Cela dit, Jésus prit totalement charge de l’être humain, sans aucun souci des autorités, même si l’affront allait parfois jusqu’ au conflit. Or, ayant idée de l’hégémonie exercée à l’époque par le parti religieux en Palestine à l’époque- à savoir, les pharisiens-, on s’attendrait à plus de souplesse à leur égard, voire à une certaine complaisance, soit-elle bien intentionnée. Quant à leur dire: «Malheur à vous, guides aveugles… Malheur à vous, scribes et pharisiens hypocrites, vous qui ressemblez à des sépulcres blanchis: au-dehors, ils ont belle apparence, mais au-dedans ils sont pleins d’impuretés de toutes sortes… serpents, engeance de vipères» (Mt.23), d’où lui venait-il ce cœur? Une telle hardiesse, de l’audace aux yeux du monde, allait de pair chez lui avec une douceur et une humilité desquelles il espérait qu’on suive l’exemple. En effet, telle est la perfection: d’être aussi fort qu’aimable. Sans chercher à dominer, sans, par orgueil, jeter sur les autres un regard dédaigneux, on ne montre pas de partialité, ni l’on cherche à gagner la faveur du puissant. C’est de compatir infiniment, de contempler la lumière divine sur le visage des pécheresses repentantes et des collecteurs d’impôts convertis. C’est de s’attendre à être compris, au bon moment, par des pêcheurs, de prendre nourriture chaque fois qu’il s’en présente, et de jeuner pour vaincre l’esprit de méchanceté, de gourmandise, et d’orgueil. C’est d’habiter là où l’on trouve un logement, et de rester libre de toutes ces choses-là, avec, pour compagnons, douze illettrés, tous originaires des quelques petits villages répandus aux alentours du lac de Tibériade.

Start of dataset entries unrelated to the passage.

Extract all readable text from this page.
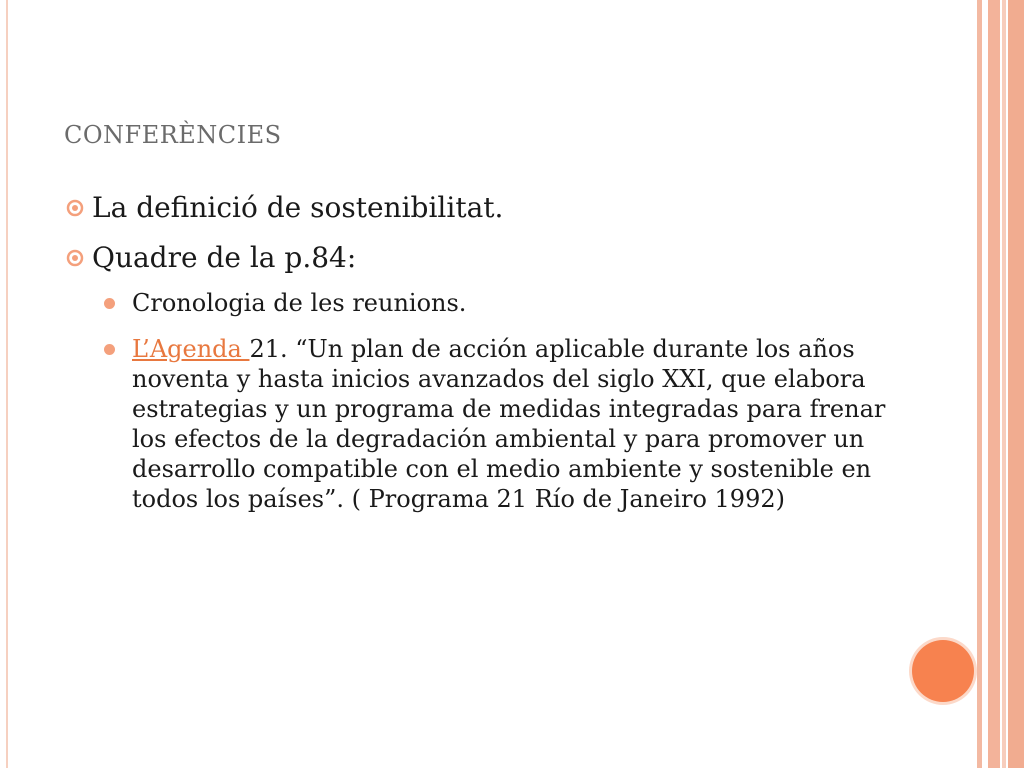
conferències
La definició de sostenibilitat.
Quadre de la p.84:
Cronologia de les reunions.
L’Agenda 21. “Un plan de acción aplicable durante los años noventa y hasta inicios avanzados del siglo XXI, que elabora estrategias y un programa de medidas integradas para frenar los efectos de la degradación ambiental y para promover un desarrollo compatible con el medio ambiente y sostenible en todos los países”. ( Programa 21 Río de Janeiro 1992)
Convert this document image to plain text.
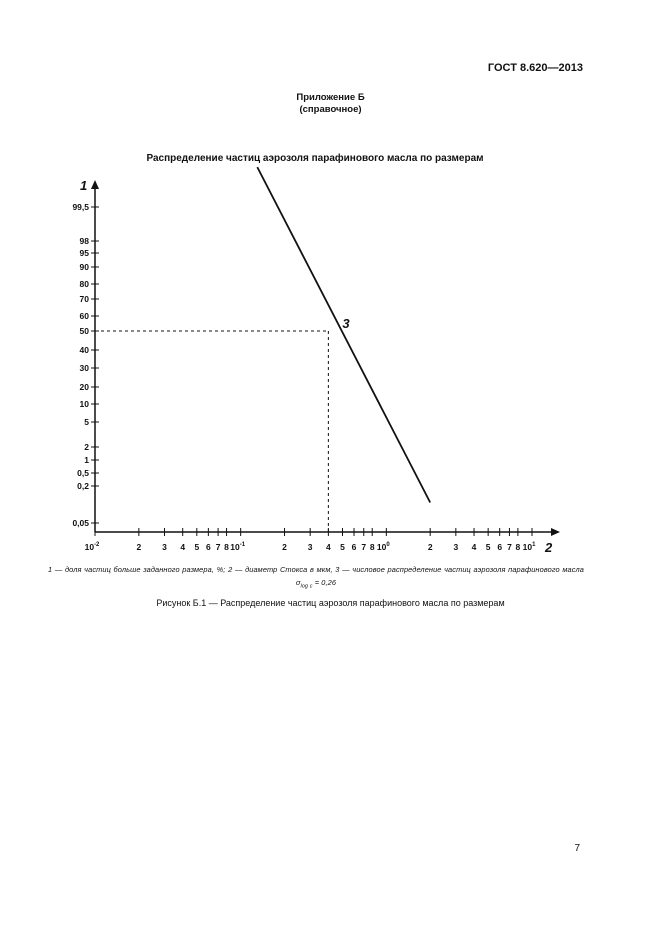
ГОСТ 8.620—2013
Приложение Б
(справочное)
Распределение частиц аэрозоля парафинового масла по размерам
1
2
99,5
98
95
90
80
70
60
50
40
30
20
10
5
2
1
0,5
0,2
0,05
$10^{-2}$	2 3 4 5 6 7 8 $10^{-1}$	2 3 4 5 6 7 8 $10^0$	2 3 4 5 6 7 8 $10^1$
3
1 — доля частиц больше заданного размера, %; 2 — диаметр Стокса в мкм, 3 — числовое распределение частиц аэрозоля парафинового масла $\sigma_{log c} = 0,26$
Рисунок Б.1 — Распределение частиц аэрозоля парафинового масла по размерам
7
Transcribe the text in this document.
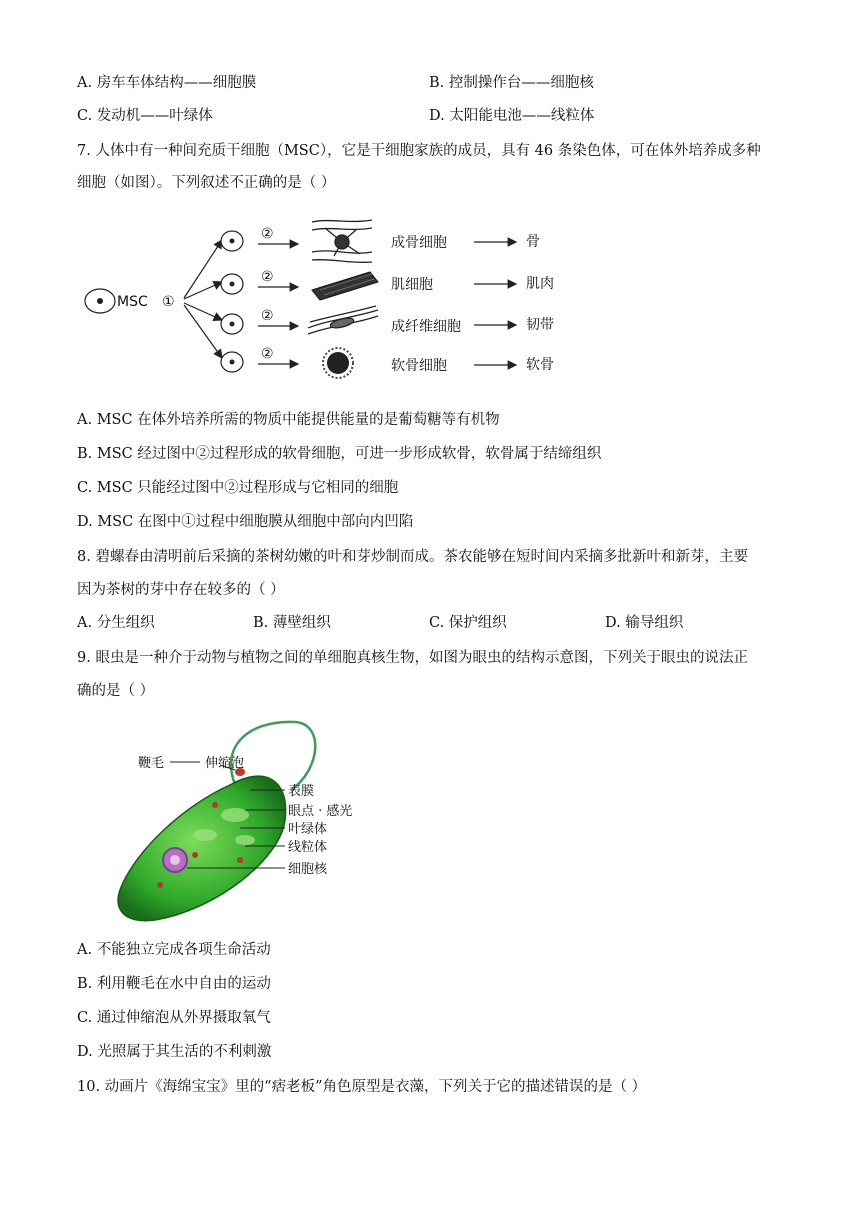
A. 房车车体结构——细胞膜	B. 控制操作台——细胞核
C. 发动机——叶绿体	D. 太阳能电池——线粒体
7. 人体中有一种间充质干细胞（MSC），它是干细胞家族的成员，具有 46 条染色体，可在体外培养成多种
细胞（如图）。下列叙述不正确的是（ ）
MSC ①
②
成骨细胞	骨
②	肌细胞	肌肉
②
成纤维细胞	韧带
②
软骨细胞	软骨
A. MSC 在体外培养所需的物质中能提供能量的是葡萄糖等有机物
B. MSC 经过图中②过程形成的软骨细胞，可进一步形成软骨，软骨属于结缔组织
C. MSC 只能经过图中②过程形成与它相同的细胞
D. MSC 在图中①过程中细胞膜从细胞中部向内凹陷
8. 碧螺春由清明前后采摘的茶树幼嫩的叶和芽炒制而成。茶农能够在短时间内采摘多批新叶和新芽，主要
因为茶树的芽中存在较多的（ ）
A. 分生组织	B. 薄壁组织	C. 保护组织	D. 输导组织
9. 眼虫是一种介于动物与植物之间的单细胞真核生物，如图为眼虫的结构示意图，下列关于眼虫的说法正
确的是（ ）
鞭毛	伸缩泡
表膜
眼点 · 感光
叶绿体
线粒体
细胞核
A. 不能独立完成各项生命活动
B. 利用鞭毛在水中自由的运动
C. 通过伸缩泡从外界摄取氧气
D. 光照属于其生活的不利刺激
10. 动画片《海绵宝宝》里的“痞老板”角色原型是衣藻，下列关于它的描述错误的是（ ）
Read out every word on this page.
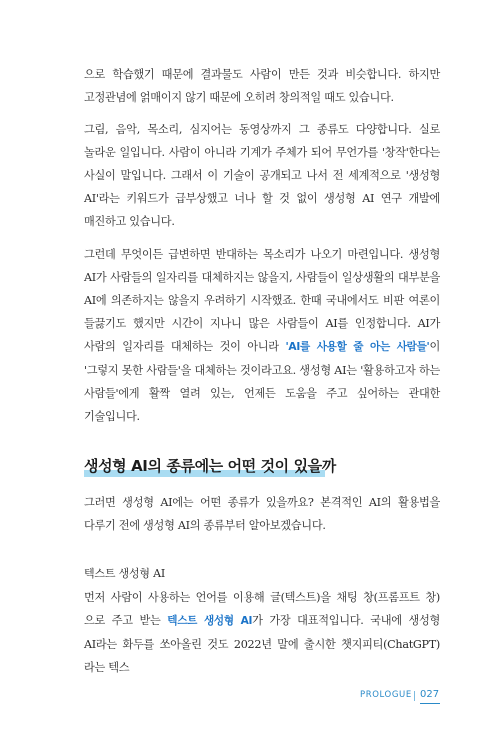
으로 학습했기 때문에 결과물도 사람이 만든 것과 비슷합니다. 하지만 고정관념에 얽매이지 않기 때문에 오히려 창의적일 때도 있습니다.

그림, 음악, 목소리, 심지어는 동영상까지 그 종류도 다양합니다. 실로 놀라운 일입니다. 사람이 아니라 기계가 주체가 되어 무언가를 '창작'한다는 사실이 말입니다. 그래서 이 기술이 공개되고 나서 전 세계적으로 '생성형 AI'라는 키워드가 급부상했고 너나 할 것 없이 생성형 AI 연구 개발에 매진하고 있습니다.

그런데 무엇이든 급변하면 반대하는 목소리가 나오기 마련입니다. 생성형 AI가 사람들의 일자리를 대체하지는 않을지, 사람들이 일상생활의 대부분을 AI에 의존하지는 않을지 우려하기 시작했죠. 한때 국내에서도 비판 여론이 들끓기도 했지만 시간이 지나니 많은 사람들이 AI를 인정합니다. AI가 사람의 일자리를 대체하는 것이 아니라 'AI를 사용할 줄 아는 사람들'이 '그렇지 못한 사람들'을 대체하는 것이라고요. 생성형 AI는 '활용하고자 하는 사람들'에게 활짝 열려 있는, 언제든 도움을 주고 싶어하는 관대한 기술입니다.

생성형 AI의 종류에는 어떤 것이 있을까

그러면 생성형 AI에는 어떤 종류가 있을까요? 본격적인 AI의 활용법을 다루기 전에 생성형 AI의 종류부터 알아보겠습니다.

텍스트 생성형 AI

먼저 사람이 사용하는 언어를 이용해 글(텍스트)을 채팅 창(프롬프트 창)으로 주고 받는 텍스트 생성형 AI가 가장 대표적입니다. 국내에 생성형 AI라는 화두를 쏘아올린 것도 2022년 말에 출시한 챗지피티(ChatGPT)라는 텍스

PROLOGUE 027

Chaque fois que je me rendais en Palestine encore libre, il m’arrivait de remettre à plus tard de visiter la Galilée. En 1966, je visitai les Lieux Saints pour la dernière fois. Après la guerre de Juin, je compris que je ne devais pas m’attendre à revoir la Galilée avant longtemps. Mais plus tard, l’idée me vint qu’il était possible de rejoindre le dernier village de la Jordanie, presque au nord de la Galilée. Là s’offrait à moi une vue plutôt nette du lac de Tibériade; je réalisai que les plus belles paroles jamais adressées aux hommes furent prononcées en cet endroit. Qui aurait dit qu’à partir de là, un prédicateur religieux ambulant allait conquérir le monde? Quel était donc le secret de cet homme? En vertu de quelle autorité donna-t-il son Sermon sur la montagne, qu’il commença par «Heureux les pauvres en esprit»…? Grâce à ce sermon, la Loi, constituée d’une série d’injonctions, se vit métamorphosée en la présence de Dieu dans un cœur pur, un cœur qui devient le monde. Quel esprit qui le remplissait lorsqu’il dit: «Aimez vos ennemis, bénissez ceux qui vous maudissent, faites du bien à ceux qui vous haïssent afin d’être vraiment les fils de votre Père qui est aux cieux, car il fait lever son soleil sur les méchants et sur les bons, et tomber la pluie sur les justes et les injustes»[1]. Pourtant, il n’est dit nulle part dans le Testament Ancien que Dieu se montre également favorable aux justes et aux pécheurs, ni qu’il veille sur eux d’un même œil. Par ailleurs, qu’est-ce qui lui inspire ces paroles: «Ne vous amassez pas de trésors sur la terre…Ne vous inquiétez pas pour vote vie de ce que vous mangerez et vous boirez… Ne vous inquiétez pas pour le lendemain».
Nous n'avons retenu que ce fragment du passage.